WIDesigner Optimizers - edwardkort/WWIDesigner GitHub Wiki
Introduction
Each of the WIDesigner study models provides a set of optimizers. Each optimizer varies specific dimensions of an instrument, looking for the best match to a selected tuning.
What WIDesigner Optimizes
Almost exclusively, WIDesigner optimizers are minimizing the sum of squares of differences, in cents, between WIDesigner's predicted frequency and the target frequency in the tuning, for all the notes of the scale. In the tuning file, you can assign weights to the notes of the scale. At this time, WIDesigner optimizes only for tuning, without regard to tone colour or playability.
What the Optimizer Changes
The independent variables are always specific values in the instrument geometry, and always subject to upper and lower bounds. Sometimes the values are direct: for example, the diameter of tonehole B2 varied between 4 mm and 10.5 mm. Some values are more indirect: rather than the absolute position of B2, the relative spacing between B2 and B3, varied between 12 mm and 37.5 mm; rather than the absolute bore diameter at point x, the ratio of the bore diameter at point x to the bore diameter at the next point down, varied between 0.5 and 1.0. As far as possible, we have chosen the values so that the upper and lower bounds reflect physical realities: the size of your fingertips, how far apart you can spread them, whether the bore is expanding or contracting, etc. For more information about constraints, see the Optimization Constraints page.
For details of what each optimizer varies, see:
- Optimizers in the NAF Study Model
- Optimizers in the whistle and flute study models
- Optimizers in the reed study model
As far as possible, avoid under-determined optimization problems, where you have more values to vary than notes to optimize. For example, if you optimize 6 toneholes (13 variables) to tune only one octave (8 notes), you can get perfect results with any number of different geometries. Add in a cross-fingered note or two, and you can still get great results. But notes in the second register will be all over the place. And under no circumstances try to optimize bore diameters at 320 individual points on the bore, without very tight constraints on the diameter ratios.
The Console Log
When each optimization starts, WIDesigner logs the following messages on the Console panel:
- The number of optimization variables and the number of target notes included in the optimization.
- The initial value of the error function that will be optimized, on the starting geometry. If the instrument geometry you start with violates one of the optimizer constraints, WIDesigner will adjust the geometry to one that is within the constraints before it starts the optimization.
When an optimization finishes, WIDesigner logs these messages:
- The number of individual tuning calculations performed in the course of the optimization, and the number of times the error function was calculated. The second number is the number of different instrument geometries WIDesigner tested in looking for the best geometry.
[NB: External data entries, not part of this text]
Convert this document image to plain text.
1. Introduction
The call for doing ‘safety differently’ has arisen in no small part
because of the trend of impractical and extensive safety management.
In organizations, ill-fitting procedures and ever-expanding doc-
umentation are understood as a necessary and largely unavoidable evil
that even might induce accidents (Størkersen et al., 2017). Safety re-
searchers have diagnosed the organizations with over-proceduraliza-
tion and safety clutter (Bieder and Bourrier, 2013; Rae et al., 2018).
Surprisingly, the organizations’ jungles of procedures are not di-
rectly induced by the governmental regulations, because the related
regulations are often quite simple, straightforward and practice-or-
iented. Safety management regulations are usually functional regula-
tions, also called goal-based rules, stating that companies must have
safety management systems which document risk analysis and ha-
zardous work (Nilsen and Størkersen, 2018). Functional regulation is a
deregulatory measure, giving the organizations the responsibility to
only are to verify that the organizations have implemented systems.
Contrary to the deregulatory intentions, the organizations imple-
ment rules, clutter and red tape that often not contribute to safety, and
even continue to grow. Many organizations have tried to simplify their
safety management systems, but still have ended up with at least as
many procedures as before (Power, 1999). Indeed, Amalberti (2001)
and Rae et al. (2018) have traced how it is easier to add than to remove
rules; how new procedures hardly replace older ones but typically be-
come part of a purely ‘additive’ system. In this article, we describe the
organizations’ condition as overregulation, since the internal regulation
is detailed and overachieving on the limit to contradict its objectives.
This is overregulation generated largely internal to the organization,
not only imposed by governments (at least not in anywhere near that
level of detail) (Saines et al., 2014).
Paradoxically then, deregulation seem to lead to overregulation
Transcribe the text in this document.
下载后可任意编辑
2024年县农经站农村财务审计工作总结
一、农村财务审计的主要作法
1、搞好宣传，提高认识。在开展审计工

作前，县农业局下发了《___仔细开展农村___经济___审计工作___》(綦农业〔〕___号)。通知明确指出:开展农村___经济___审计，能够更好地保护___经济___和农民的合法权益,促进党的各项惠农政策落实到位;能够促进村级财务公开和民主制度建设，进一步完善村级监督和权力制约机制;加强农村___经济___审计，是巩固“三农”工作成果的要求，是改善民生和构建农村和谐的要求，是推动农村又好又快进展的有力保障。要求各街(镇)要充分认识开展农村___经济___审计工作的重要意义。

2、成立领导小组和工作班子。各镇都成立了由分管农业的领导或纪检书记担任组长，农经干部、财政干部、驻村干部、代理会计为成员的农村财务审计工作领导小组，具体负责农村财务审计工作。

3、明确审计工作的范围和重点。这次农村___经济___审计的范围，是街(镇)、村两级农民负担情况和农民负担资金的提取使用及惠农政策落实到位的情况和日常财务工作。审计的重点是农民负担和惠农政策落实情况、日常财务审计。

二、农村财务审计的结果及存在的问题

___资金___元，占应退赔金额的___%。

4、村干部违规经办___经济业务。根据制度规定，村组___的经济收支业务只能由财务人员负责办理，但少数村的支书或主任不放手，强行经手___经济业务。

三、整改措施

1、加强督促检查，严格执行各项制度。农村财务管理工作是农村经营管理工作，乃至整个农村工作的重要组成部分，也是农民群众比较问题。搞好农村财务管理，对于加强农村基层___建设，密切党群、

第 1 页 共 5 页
- The final value of the error function, on the final geometry, and the ratio of the final error to the initial error. The closer this ratio is to zero, the more successful the optimizer has been. If this ratio is 1.0 or more, the optimizer hasn't improved the tuning at all.
- The elapsed time for the optimization run.
Optimization Algorithms
We have settled on three standard optimization algorithms. If there is only one independent variable, WIDesigner uses a univariate optimization algorithm by Richard Brent, described in his book, Algorithms for Minimization without Derivatives.
For more than one variable, the workhorse algorithm is a local optimization algorithm by Michael Powell called BOBYQA (Bounded Optimization BY Quadratic Approximation), described in a 2009 Cambridge University report, The BOBYQA algorithm for bound constrained optimization without derivatives. BOBYQA is good at finding a local optimum near the starting point, not so good at looking for better solutions farther afield. In some cases, if you run a second optimization from the new starting point, or a different starting point, you will get better results.
For a really thorough exploration of the search space, WIDesigner can use a global optimization algorithm, DIRECT-C, that is a variant of the DIRECT (DIViding RECTangles) global optimization algorithm by Jones, Perttunen and Stuckman. See the Bibliography for our sources. Unlike BOBYQA, DIRECT-C is not dependent on the starting position. It is, however, very dependent on the constraints: the upper and lower bounds you use can make the difference between success and failure with DIRECT-C.
None of these algorithms use Monte Carlo methods or randomness; for better or worse, if you repeat an optimization exactly, you'll get the same result every time. We have tried an algorithm that involved random sampling; it wasn't as fast or dependable as BOBYQA, and the variability of results was disconcerting.